Не могу удержаться и улыбаюсь в ответ.
– И правда доброе.
Она впивает ноготки мне в бедра и берет глубже, а я откидываюсь на подушку, с трудом сдерживаясь, чтобы не задвигать бедрами.
– Putain.
Сесилия снова опускает голову, и я, обхватив ее руками, смотрю на нее. От одного этого вида я чудом не кончаю. Она голая сидит у меня на бедрах, и я, увидев ее идеальную грудь с упругими сосками, провожу по ним рукой, а потом и губами.
– Tellement sexy[105]105
Чертовски сексуальная (фр.)
[Закрыть].
Мы занялись сексом, как раньше, и я так долго не продержусь. Сесилия проводит губами до самого кончика, выпускает член изо рта и снова ласкает ладошкой, выжидающе смотря.
– Что-то задумала, mon trésor?
– Трахни меня, – говорит она охрипшим от желания голосом. Провожу пальцами по ее шелковистым волосам и не могу сдержать ухмылку.
– Собираешь дивиденды?
– Именно, и у меня нет настроения на разговоры, Кинг.
Хохотнув, прижимаю ее к груди и целую в жадные губы. Когда наши языки сплетаются, у меня из горла вырывается рык.

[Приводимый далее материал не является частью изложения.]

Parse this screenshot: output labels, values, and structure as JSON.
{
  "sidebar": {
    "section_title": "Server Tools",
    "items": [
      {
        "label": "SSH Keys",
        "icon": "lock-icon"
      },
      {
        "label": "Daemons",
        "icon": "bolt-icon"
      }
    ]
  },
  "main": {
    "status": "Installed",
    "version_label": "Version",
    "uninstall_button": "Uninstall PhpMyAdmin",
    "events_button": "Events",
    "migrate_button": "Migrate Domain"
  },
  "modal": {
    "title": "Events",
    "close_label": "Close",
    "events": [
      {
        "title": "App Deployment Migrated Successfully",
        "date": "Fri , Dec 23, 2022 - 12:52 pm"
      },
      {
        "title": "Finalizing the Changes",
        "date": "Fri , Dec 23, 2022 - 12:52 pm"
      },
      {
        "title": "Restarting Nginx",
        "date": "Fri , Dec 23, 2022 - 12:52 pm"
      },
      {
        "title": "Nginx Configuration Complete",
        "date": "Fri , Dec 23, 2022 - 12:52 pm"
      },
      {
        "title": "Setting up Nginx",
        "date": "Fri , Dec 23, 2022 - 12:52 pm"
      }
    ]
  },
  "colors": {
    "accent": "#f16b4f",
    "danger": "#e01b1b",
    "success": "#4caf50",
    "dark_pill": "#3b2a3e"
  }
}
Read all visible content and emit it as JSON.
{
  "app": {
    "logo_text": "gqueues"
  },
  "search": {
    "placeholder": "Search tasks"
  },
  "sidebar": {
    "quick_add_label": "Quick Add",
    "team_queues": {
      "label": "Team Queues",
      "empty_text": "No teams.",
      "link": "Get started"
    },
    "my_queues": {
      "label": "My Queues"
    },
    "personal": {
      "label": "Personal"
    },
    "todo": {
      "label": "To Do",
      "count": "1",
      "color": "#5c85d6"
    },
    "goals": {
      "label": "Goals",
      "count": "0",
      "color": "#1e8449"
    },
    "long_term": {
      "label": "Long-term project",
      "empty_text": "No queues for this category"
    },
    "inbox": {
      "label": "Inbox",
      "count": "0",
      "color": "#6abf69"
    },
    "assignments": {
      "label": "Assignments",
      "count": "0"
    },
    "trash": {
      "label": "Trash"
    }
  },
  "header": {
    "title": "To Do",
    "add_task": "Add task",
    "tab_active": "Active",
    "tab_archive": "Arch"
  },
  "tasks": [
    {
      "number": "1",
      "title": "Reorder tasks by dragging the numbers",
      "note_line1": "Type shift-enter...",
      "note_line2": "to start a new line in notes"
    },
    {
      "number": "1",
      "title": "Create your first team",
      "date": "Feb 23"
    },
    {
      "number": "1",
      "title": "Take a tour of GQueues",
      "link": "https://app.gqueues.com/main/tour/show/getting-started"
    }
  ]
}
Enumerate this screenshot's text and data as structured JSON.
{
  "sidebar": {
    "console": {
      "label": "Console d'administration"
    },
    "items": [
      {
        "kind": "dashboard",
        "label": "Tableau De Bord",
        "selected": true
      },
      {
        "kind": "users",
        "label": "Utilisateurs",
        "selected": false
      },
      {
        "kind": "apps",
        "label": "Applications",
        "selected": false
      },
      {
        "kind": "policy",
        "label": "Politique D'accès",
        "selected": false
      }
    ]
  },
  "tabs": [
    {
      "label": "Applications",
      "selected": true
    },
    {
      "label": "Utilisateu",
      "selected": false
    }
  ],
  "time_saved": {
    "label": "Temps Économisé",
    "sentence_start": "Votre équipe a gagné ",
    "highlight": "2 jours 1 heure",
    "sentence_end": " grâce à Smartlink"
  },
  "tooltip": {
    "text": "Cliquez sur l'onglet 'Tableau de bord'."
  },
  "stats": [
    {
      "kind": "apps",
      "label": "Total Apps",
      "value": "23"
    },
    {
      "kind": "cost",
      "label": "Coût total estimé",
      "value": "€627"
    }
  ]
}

Наши поцелуи всегда были идеальны, какие бы чувства за ними ни таились. Сесилия целует меня ровно так, как я того и хочу, и не нужны для этого подсказки или приглашения. Мы досконально изучили тела друг друга, и последние два дня, пока заново их познавали, находились в гребаном раю. Усадив Сесилию на себя, я вожу руками по ее крыльям, а она трется о мой член, а потом медленно опускается на него.
В венах стучит от всепоглощающего желания, но я передаю контроль Сесилии, которая скачет на мне в таком идеальном ритме, что стоит мне приподнять бедра, и я буду вознагражден самым лучшим способом.
– Тобиас. – Сесилия облизывает губы, кладет руки мне на грудь и ускоряет темп. Когда она запрокидывает голову, длинные волосы щекочут меня. Вид передо мной открывается невообразимый. Схватившись за ее бедра, погружаюсь в узкое влажное лоно и уже ни секунды более терпеть не могу.
Перевернув ее на спину, замечаю довольный огонек в ее глазах оттого, что она одержала надо мной верх, а потом закидываю ее ногу себе на талию.
Но она всегда одерживала надо мной верх.
Жизнь, какой я ее знал, кончилась в ту же секунду, как я увидел Сесилию. Я полностью изменился, когда сменил ненависть на любовь. Мне было бы намного проще ее ненавидеть. И когда-то я испытывал это чувство, а иногда и сейчас от того, какой властью она обладает надо мной. Но мою жизнь изменило смирение, оно сделало меня другим человеком, развеяло мои страхи и наполнило сердце любовью.
Любовь к Сесилии уничтожила меня, ранила так, что в голове не укладывается.
Любовь к ней изменила мое представление о том, что по-настоящему важно, об опасности, о моей личной правде и, как бы там ни было, помогла стать тем, кем являюсь сейчас.
И точка.
Я начинаю медленно погружаться в нее, ее стоны меня распаляют, губы чтят, в ее глазах нет страха, а в груди, которую покрываю поцелуями, гулко стучит сердце.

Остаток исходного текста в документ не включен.